MPs have warned that Theresa May is leading the country towards “economic disaster” after Mark Carney reportedly told Cabinet ministers that house prices would fall by 35% if the UK leaves the EU without a deal with Brussels.
According to the Times, the governor of the Bank of England briefed senior Tories on Thursday that a chaotic no-deal Brexit would lead to spiralling mortgage rates crashing the housing market, with house prices expected to drop by more than a third over three years.
Carney also told ministers that the Bank of England would not be able to offset the economic chaos by cutting interest rates as it did after the 2016 EU referendum, the Financial Times reported.
His comments are said to have been made during a special Cabinet meeting on the latest Brexit preparations chaired by the Prime Minister. The Bank of England has declined to comment on the briefing.

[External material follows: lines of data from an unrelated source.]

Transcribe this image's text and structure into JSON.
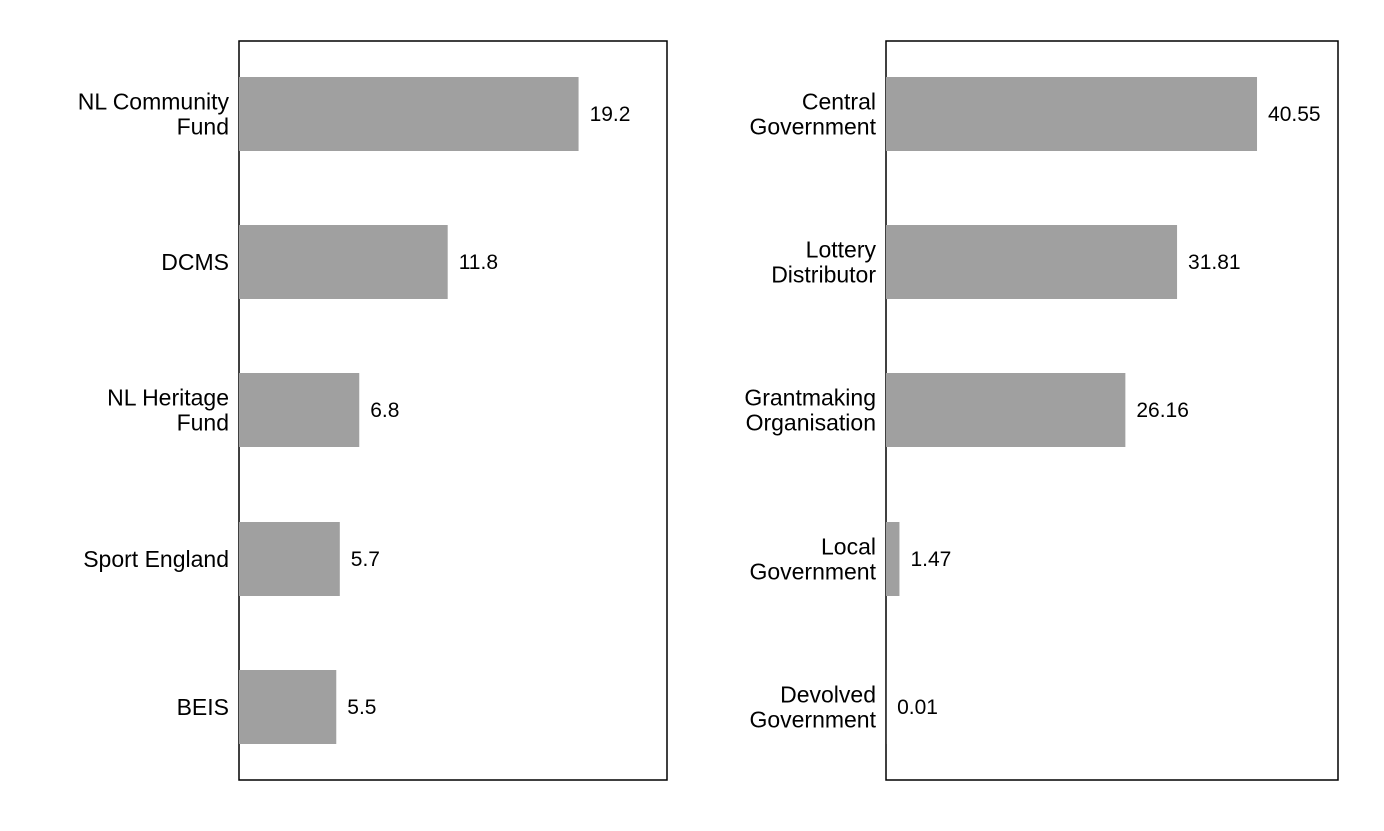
{
  "chart_data": [
    {
      "type": "bar",
      "orientation": "horizontal",
      "categories": [
        [
          "NL Community",
          "Fund"
        ],
        [
          "DCMS"
        ],
        [
          "NL Heritage",
          "Fund"
        ],
        [
          "Sport England"
        ],
        [
          "BEIS"
        ]
      ],
      "values": [
        19.2,
        11.8,
        6.8,
        5.7,
        5.5
      ],
      "value_labels": [
        "19.2",
        "11.8",
        "6.8",
        "5.7",
        "5.5"
      ],
      "bar_color": "#a0a0a0",
      "xlim": [
        0,
        24.2
      ],
      "grid": false,
      "title": "",
      "xlabel": "",
      "ylabel": ""
    },
    {
      "type": "bar",
      "orientation": "horizontal",
      "categories": [
        [
          "Central",
          "Government"
        ],
        [
          "Lottery",
          "Distributor"
        ],
        [
          "Grantmaking",
          "Organisation"
        ],
        [
          "Local",
          "Government"
        ],
        [
          "Devolved",
          "Government"
        ]
      ],
      "values": [
        40.55,
        31.81,
        26.16,
        1.47,
        0.01
      ],
      "value_labels": [
        "40.55",
        "31.81",
        "26.16",
        "1.47",
        "0.01"
      ],
      "bar_color": "#a0a0a0",
      "xlim": [
        0,
        49.4
      ],
      "grid": false,
      "title": "",
      "xlabel": "",
      "ylabel": ""
    }
  ]
}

Lib Dem MP Tom Brake, who works with the anti-Brexit group Best for Britain, said May would “rue this day” and warned that the “party of the property-owning democracy” was now hurting its own voters.
“We are now six months away from Brexit and people up and down the country are fearful for what the future brings. No-deal Brexit or even the Prime Minister’s potential deal will leave Britain poorer, weaker and more isolated,” he said.
May’s decisions on Brexit “threaten to tear the Tories asunder”, Brake added.
On Tuesday night, around 50 members of the powerful Economic Research Group - who want May to ditch her Chequers plan for Brexit - met, with some said to have been openly pushing for the Prime Minister to be ousted.
While May vowed to fight any leadership challenge, a day later around 80 Tory MPs from the moderate wing of the party held talks as part of a fight back against their right-wing colleagues.
Labour MP Ian Murray called Carney’s alleged comments an “incredible warning”.
Writing on Twitter, he said: “Are we really, as a country, going to go down this road? Surely nobody voted to be poorer, let alone this poorer [sic].”
Thursday also saw the government publish its latest contingency plans for a no-deal Brexit, including fears that crashing out of the EU could limit the UK’s ability to spot space debris crashing to Earth.
Another document revealed today that around 15% of mobile phone users could face a return to EU data roaming charges unless phone companies come into like with a government agreement on the terms of a no-deal Brexit.